Partsimony’s platform demonstrates how increased transparency and intelligence across supply chains can ultimately benefit business, people and the planet through three core activities:
Digitizing supplier relationships creates transparency
When supply chain disruptions happen, hardware companies need better control over their production and transparency into their suppliers to adapt quickly. Case in point: Toyota knew to safeguard its chip supply because of the company’s “no black box” approach, only adopting technologies it truly understands, down to the gases and the metals of each component. This supply chain visibility — down to the material level — is a critical driver of resiliency, and we invested in Partsimony because its platform helps enable this kind of visibility.
Distributed manufacturing supply chains shorten lead times
Adopting a distributed manufacturer network of on-shore manufacturing within existing off-shore manufacturing supply chain networks is increasingly becoming a competitive advantage. This is not about an America-first dogma; on-shoring of manufacturing helps regionalize the production for any supply chain. Doing so shortens lead times and helps diversify the supplier base. Distributed manufacturer networks are primarily about developing resilient and sustainable business practices, with the added benefit of reducing emissions associated with the international transportation of raw materials and finished component parts. Working with customers such as Stanley Black & Decker, Partsimony has demonstrated 96 percent cost reductions and 83 percent lead time reductions.
Data-driven recommendations can leverage engineering insights and incentivize use of recycled content
Design and material selection have an outsized impact on the circular impact of products. A poorly designed product may choose hard-to-recycle and fossil fuel-based materials in formats where the materials are intermingled and difficult to separate for recovery — a product William McDonough would call a “monstrous hybrid.” Now, Partsimony’s AI supports hardware companies in testing novel, more sustainable materials and alternative manufacturing methods in products from the very first point of design. Engineers upload their digital designs or CAD files to the platform, and Partsimony is building its AI to read the structural requirements of the component part and potentially recommend materials from recycled content, as well as alternative manufacturing solutions.

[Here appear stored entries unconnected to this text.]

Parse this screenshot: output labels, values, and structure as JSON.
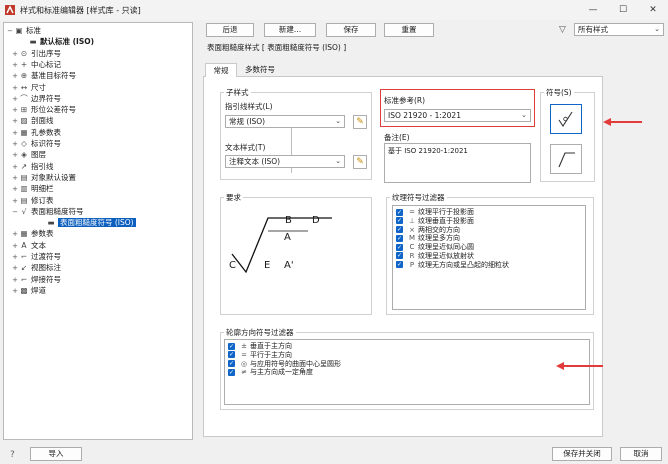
{
  "window": {
    "title": "样式和标准编辑器 [样式库 - 只读]",
    "minimize": "—",
    "maximize": "☐",
    "close": "✕"
  },
  "tree": {
    "root": "标准",
    "items": [
      {
        "label": "标准",
        "icon": "standard-icon",
        "glyph": "▣",
        "expand": "−"
      },
      {
        "label": "默认标准 (ISO)",
        "icon": "standard-doc-icon",
        "glyph": "▬",
        "expand": ""
      },
      {
        "label": "引出序号",
        "icon": "balloon-icon",
        "glyph": "⊙",
        "expand": "+"
      },
      {
        "label": "中心标记",
        "icon": "center-mark-icon",
        "glyph": "+",
        "expand": "+"
      },
      {
        "label": "基准目标符号",
        "icon": "datum-target-icon",
        "glyph": "⊕",
        "expand": "+"
      },
      {
        "label": "尺寸",
        "icon": "dimension-icon",
        "glyph": "↔",
        "expand": "+"
      },
      {
        "label": "边界符号",
        "icon": "edge-symbol-icon",
        "glyph": "⌒",
        "expand": "+"
      },
      {
        "label": "形位公差符号",
        "icon": "feature-control-icon",
        "glyph": "⊞",
        "expand": "+"
      },
      {
        "label": "剖面线",
        "icon": "hatch-icon",
        "glyph": "▨",
        "expand": "+"
      },
      {
        "label": "孔参数表",
        "icon": "hole-table-icon",
        "glyph": "▦",
        "expand": "+"
      },
      {
        "label": "标识符号",
        "icon": "identifier-icon",
        "glyph": "◇",
        "expand": "+"
      },
      {
        "label": "图层",
        "icon": "layer-icon",
        "glyph": "◈",
        "expand": "+"
      },
      {
        "label": "指引线",
        "icon": "leader-icon",
        "glyph": "↗",
        "expand": "+"
      },
      {
        "label": "对象默认设置",
        "icon": "object-defaults-icon",
        "glyph": "▤",
        "expand": "+"
      },
      {
        "label": "明细栏",
        "icon": "parts-list-icon",
        "glyph": "▥",
        "expand": "+"
      },
      {
        "label": "修订表",
        "icon": "revision-table-icon",
        "glyph": "▤",
        "expand": "+"
      },
      {
        "label": "表面粗糙度符号",
        "icon": "surface-texture-icon",
        "glyph": "√",
        "expand": "−"
      },
      {
        "label": "表面粗糙度符号 (ISO)",
        "icon": "surface-texture-item-icon",
        "glyph": "▬",
        "expand": ""
      },
      {
        "label": "参数表",
        "icon": "parameter-table-icon",
        "glyph": "▦",
        "expand": "+"
      },
      {
        "label": "文本",
        "icon": "text-icon",
        "glyph": "A",
        "expand": "+"
      },
      {
        "label": "过渡符号",
        "icon": "weld-bead-icon",
        "glyph": "⌐",
        "expand": "+"
      },
      {
        "label": "视图标注",
        "icon": "view-annotation-icon",
        "glyph": "↙",
        "expand": "+"
      },
      {
        "label": "焊接符号",
        "icon": "weld-symbol-icon",
        "glyph": "⌐",
        "expand": "+"
      },
      {
        "label": "焊道",
        "icon": "weld-caterpillar-icon",
        "glyph": "▩",
        "expand": "+"
      }
    ]
  },
  "toolbar": {
    "back": "后退",
    "new": "新建...",
    "save": "保存",
    "reset": "重置",
    "filter_value": "所有样式"
  },
  "header": {
    "breadcrumb": "表面粗糙度样式 [ 表面粗糙度符号 (ISO) ]"
  },
  "tabs": [
    {
      "label": "常规"
    },
    {
      "label": "多数符号"
    }
  ],
  "substyle": {
    "group_label": "子样式",
    "leader_label": "指引线样式(L)",
    "leader_value": "常规 (ISO)",
    "text_label": "文本样式(T)",
    "text_value": "注释文本 (ISO)"
  },
  "standard_ref": {
    "label": "标准参考(R)",
    "value": "ISO 21920 - 1:2021",
    "note_label": "备注(E)",
    "note_value": "基于 ISO 21920-1:2021"
  },
  "symbol": {
    "label": "符号(S)"
  },
  "requirements": {
    "label": "要求",
    "letters": [
      "B",
      "D",
      "A",
      "C",
      "E",
      "A'"
    ]
  },
  "texture_filter": {
    "label": "纹理符号过滤器",
    "rows": [
      {
        "sym": "=",
        "text": "纹理平行于投影面"
      },
      {
        "sym": "⊥",
        "text": "纹理垂直于投影面"
      },
      {
        "sym": "×",
        "text": "两相交的方向"
      },
      {
        "sym": "M",
        "text": "纹理呈多方向"
      },
      {
        "sym": "C",
        "text": "纹理呈近似同心圆"
      },
      {
        "sym": "R",
        "text": "纹理呈近似放射状"
      },
      {
        "sym": "P",
        "text": "纹理无方向或呈凸起的细粒状"
      }
    ]
  },
  "contour_filter": {
    "label": "轮廓方向符号过滤器",
    "rows": [
      {
        "sym": "±",
        "text": "垂直于主方向"
      },
      {
        "sym": "=",
        "text": "平行于主方向"
      },
      {
        "sym": "◎",
        "text": "与应用符号的曲面中心呈圆形"
      },
      {
        "sym": "≠",
        "text": "与主方向成一定角度"
      }
    ]
  },
  "footer": {
    "import": "导入",
    "save_close": "保存并关闭",
    "cancel": "取消"
  },
  "colors": {
    "accent": "#1065c8",
    "selection": "#0c5fbf",
    "highlight_border": "#e23b3b",
    "arrow": "#e23b3b"
  }
}
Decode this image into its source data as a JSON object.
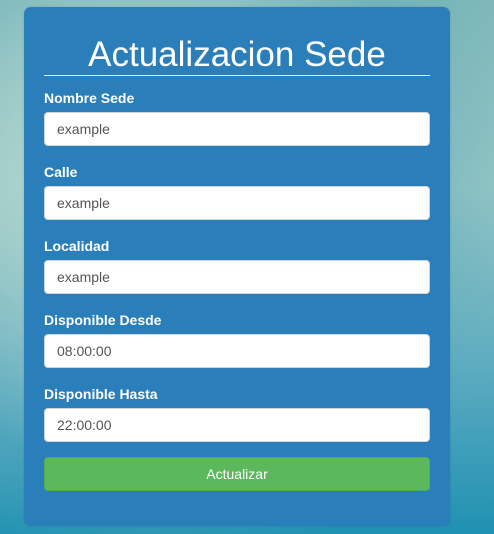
{
  "form": {
    "title": "Actualizacion Sede",
    "fields": [
      {
        "label": "Nombre Sede",
        "placeholder": "example",
        "value": ""
      },
      {
        "label": "Calle",
        "placeholder": "example",
        "value": ""
      },
      {
        "label": "Localidad",
        "placeholder": "example",
        "value": ""
      },
      {
        "label": "Disponible Desde",
        "placeholder": "",
        "value": "08:00:00"
      },
      {
        "label": "Disponible Hasta",
        "placeholder": "",
        "value": "22:00:00"
      }
    ],
    "submit_label": "Actualizar"
  },
  "colors": {
    "card_background": "#2a7fba",
    "button_success": "#5cb85c",
    "text_on_card": "#ffffff"
  }
}
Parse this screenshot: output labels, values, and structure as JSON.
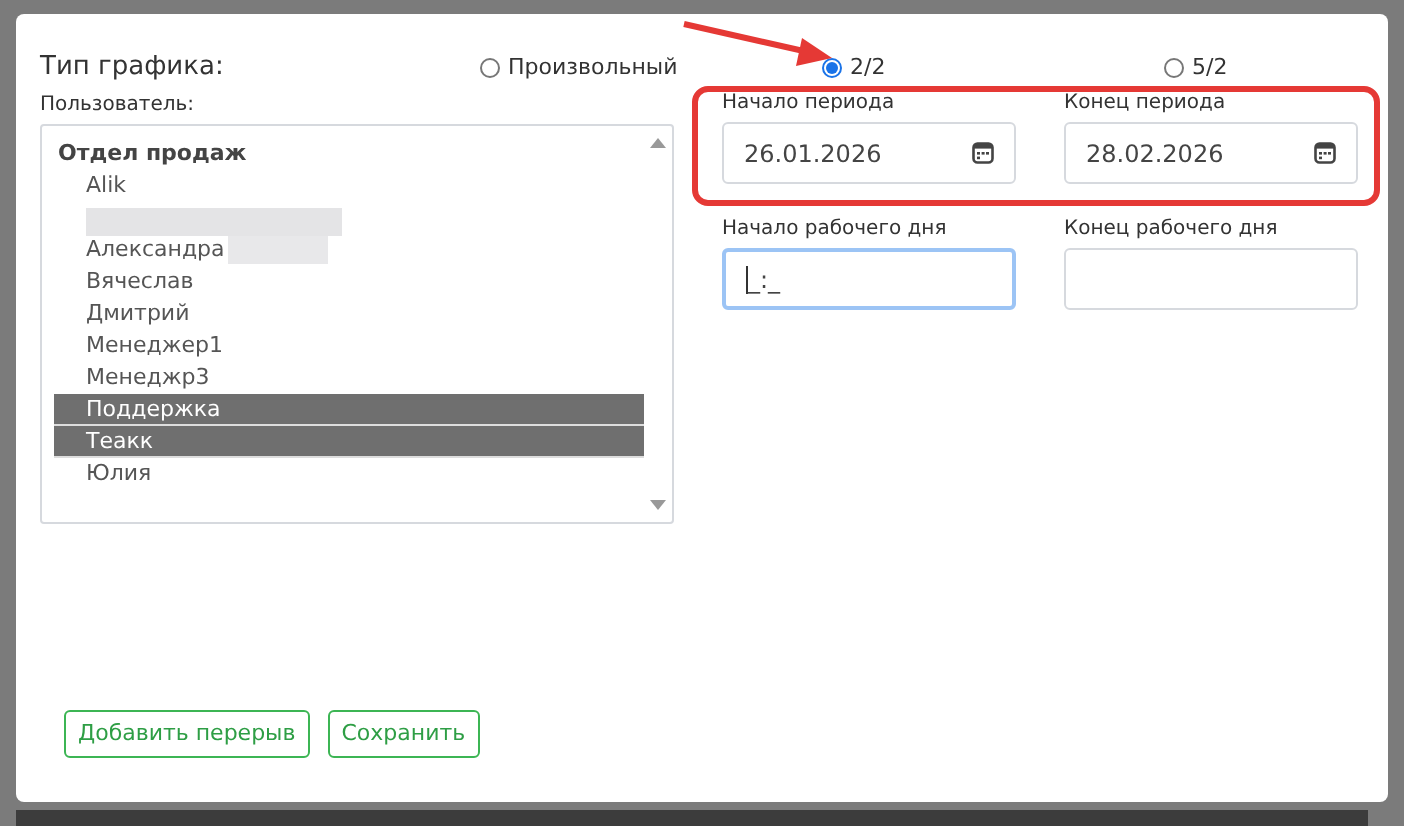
{
  "schedule_type": {
    "label": "Тип графика:",
    "options": [
      {
        "label": "Произвольный",
        "selected": false
      },
      {
        "label": "2/2",
        "selected": true
      },
      {
        "label": "5/2",
        "selected": false
      }
    ]
  },
  "user": {
    "label": "Пользователь:",
    "groups": [
      {
        "label": "Отдел продаж",
        "children": [
          {
            "label": "Alik",
            "selected": false
          },
          {
            "kind": "redacted",
            "selected": false
          },
          {
            "label": "Александра",
            "redacted_tail": true,
            "selected": false
          },
          {
            "label": "Вячеслав",
            "selected": false
          },
          {
            "label": "Дмитрий",
            "selected": false
          },
          {
            "label": "Менеджер1",
            "selected": false
          },
          {
            "label": "Менеджр3",
            "selected": false
          },
          {
            "label": "Поддержка",
            "selected": true
          },
          {
            "label": "Теакк",
            "selected": true
          },
          {
            "label": "Юлия",
            "selected": false
          }
        ]
      }
    ]
  },
  "period": {
    "start": {
      "label": "Начало периода",
      "value": "26.01.2026"
    },
    "end": {
      "label": "Конец периода",
      "value": "28.02.2026"
    }
  },
  "workday": {
    "start": {
      "label": "Начало рабочего дня",
      "value": "_:_",
      "focused": true
    },
    "end": {
      "label": "Конец рабочего дня",
      "focused": false
    }
  },
  "buttons": [
    "Добавить перерыв",
    "Сохранить"
  ]
}
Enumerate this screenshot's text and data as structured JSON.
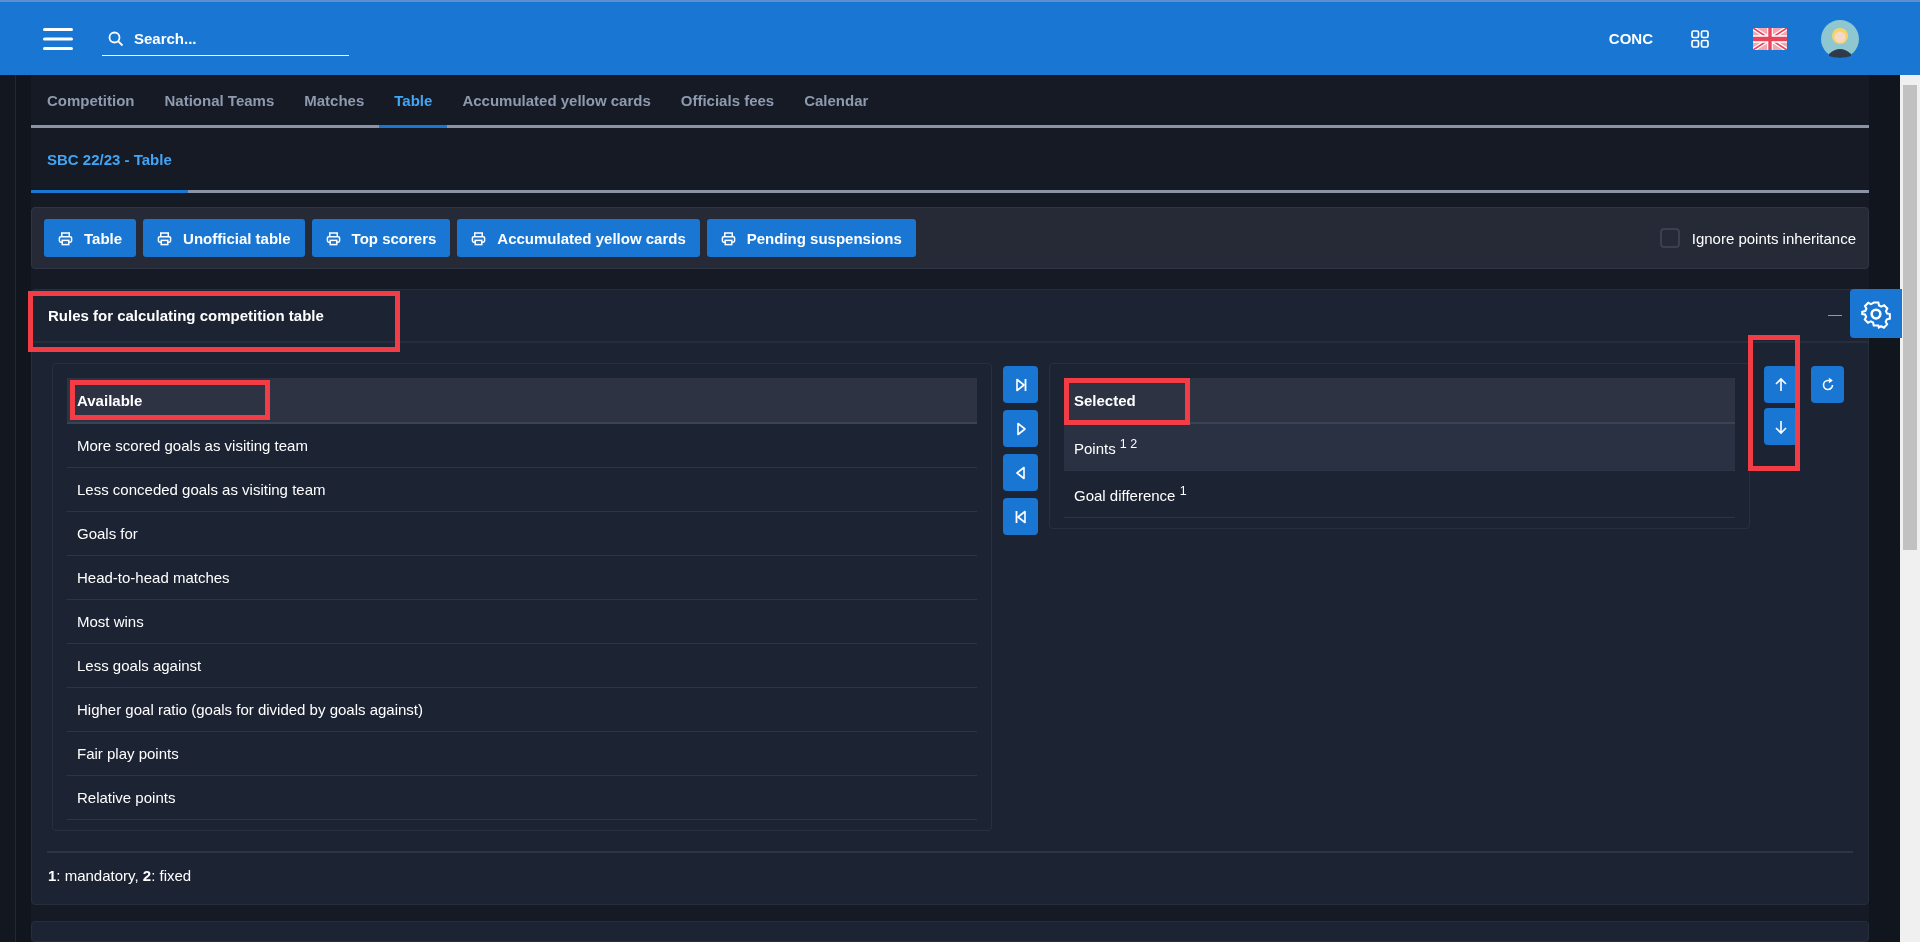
{
  "header": {
    "search": {
      "placeholder": "Search..."
    },
    "org_code": "CONC"
  },
  "tabs": [
    {
      "label": "Competition",
      "selected": false
    },
    {
      "label": "National Teams",
      "selected": false
    },
    {
      "label": "Matches",
      "selected": false
    },
    {
      "label": "Table",
      "selected": true
    },
    {
      "label": "Accumulated yellow cards",
      "selected": false
    },
    {
      "label": "Officials fees",
      "selected": false
    },
    {
      "label": "Calendar",
      "selected": false
    }
  ],
  "subtabs": [
    {
      "label": "SBC 22/23 - Table",
      "selected": true
    }
  ],
  "print_buttons": [
    "Table",
    "Unofficial table",
    "Top scorers",
    "Accumulated yellow cards",
    "Pending suspensions"
  ],
  "ignore_inheritance": {
    "label": "Ignore points inheritance",
    "checked": false
  },
  "rules_panel": {
    "title": "Rules for calculating competition table",
    "available": {
      "heading": "Available",
      "items": [
        {
          "label": "More scored goals as visiting team",
          "selected": false
        },
        {
          "label": "Less conceded goals as visiting team",
          "selected": false
        },
        {
          "label": "Goals for",
          "selected": false
        },
        {
          "label": "Head-to-head matches",
          "selected": false
        },
        {
          "label": "Most wins",
          "selected": false
        },
        {
          "label": "Less goals against",
          "selected": false
        },
        {
          "label": "Higher goal ratio (goals for divided by goals against)",
          "selected": false
        },
        {
          "label": "Fair play points",
          "selected": false
        },
        {
          "label": "Relative points",
          "selected": false
        }
      ]
    },
    "selected": {
      "heading": "Selected",
      "items": [
        {
          "label": "Points $^{1 2}$",
          "selected": true
        },
        {
          "label": "Goal difference $^{1}$",
          "selected": false
        }
      ]
    },
    "footnote": "**1**: mandatory, **2**: fixed"
  }
}
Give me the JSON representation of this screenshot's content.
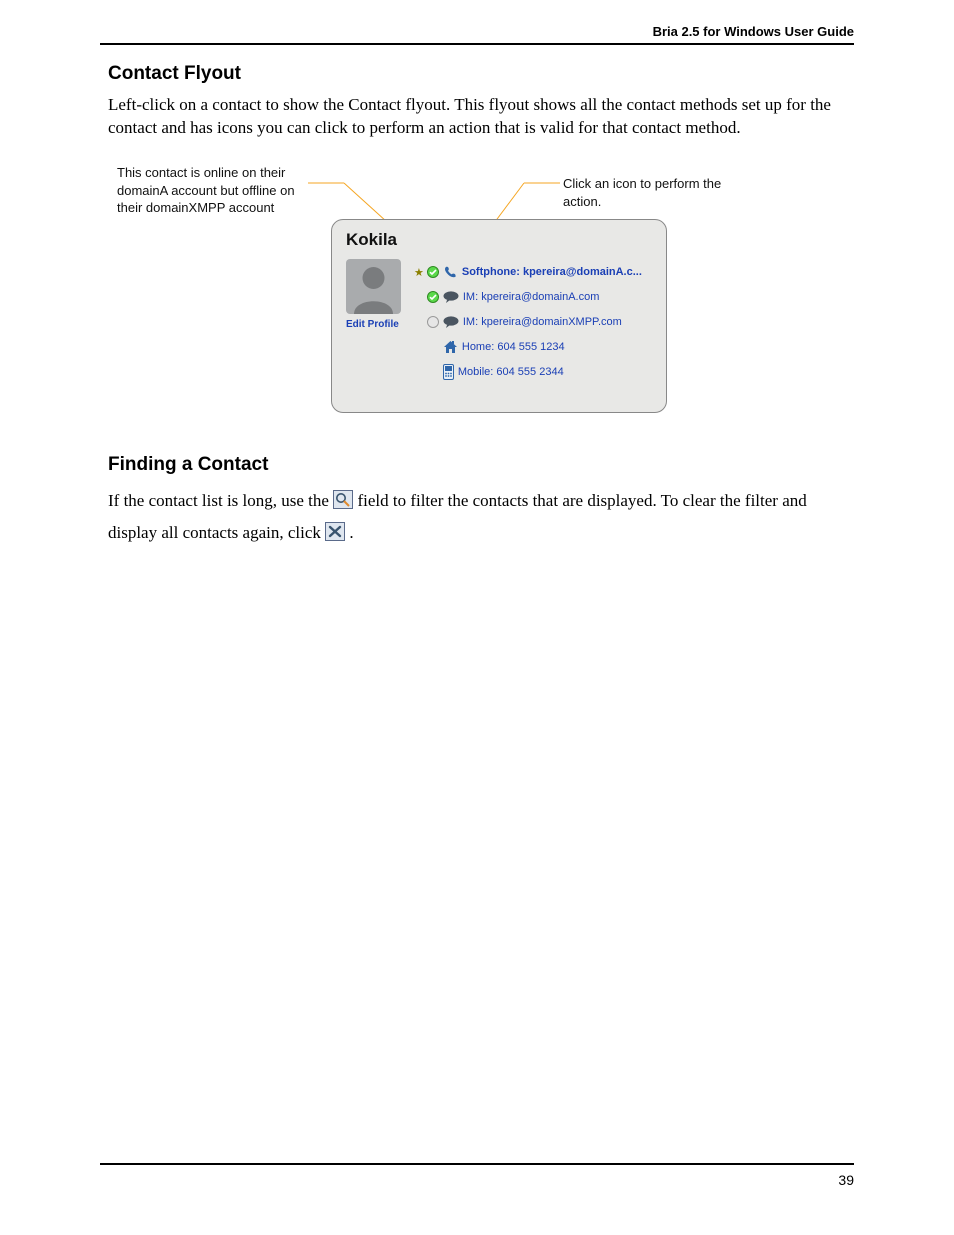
{
  "header": {
    "title": "Bria 2.5 for Windows User Guide"
  },
  "footer": {
    "page": "39"
  },
  "section1": {
    "heading": "Contact Flyout",
    "body": "Left-click on a contact to show the Contact flyout. This flyout shows all the contact methods set up for the contact and has icons you can click to perform an action that is valid for that contact method."
  },
  "callouts": {
    "left": "This contact is online on their domainA account but offline on their domainXMPP account",
    "right": "Click an icon to perform the action."
  },
  "flyout": {
    "name": "Kokila",
    "edit_profile_label": "Edit Profile",
    "rows": [
      {
        "is_default": true,
        "presence": "online",
        "icon": "phone",
        "label": "Softphone: kpereira@domainA.c...",
        "bold": true
      },
      {
        "is_default": false,
        "presence": "online",
        "icon": "bubble",
        "label": "IM: kpereira@domainA.com",
        "bold": false
      },
      {
        "is_default": false,
        "presence": "offline",
        "icon": "bubble",
        "label": "IM: kpereira@domainXMPP.com",
        "bold": false
      },
      {
        "is_default": false,
        "presence": null,
        "icon": "home",
        "label": "Home: 604 555 1234",
        "bold": false
      },
      {
        "is_default": false,
        "presence": null,
        "icon": "mobile",
        "label": "Mobile: 604 555 2344",
        "bold": false
      }
    ]
  },
  "section2": {
    "heading": "Finding a Contact",
    "body_pre": "If the contact list is long, use the ",
    "body_mid": " field to filter the contacts that are displayed. To clear the filter and display all contacts again, click ",
    "body_post": " ."
  }
}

Digital visibility, distributed manufacturer networks and data-driven infrastructures are the circular antidotes to today’s analog and fragile supply chains. The COVID-19 pandemic is not the first black-swan event within this century, and it most certainly will not be the last. Climate-related disasters will continue to upset business-as-usual, just-in-time production and manufacturing. If we want to design more circular products with more socially equitable access, we must also capitalize on the supply chain disruptions in front of us to redesign our supply chain to be more resilient and more circular.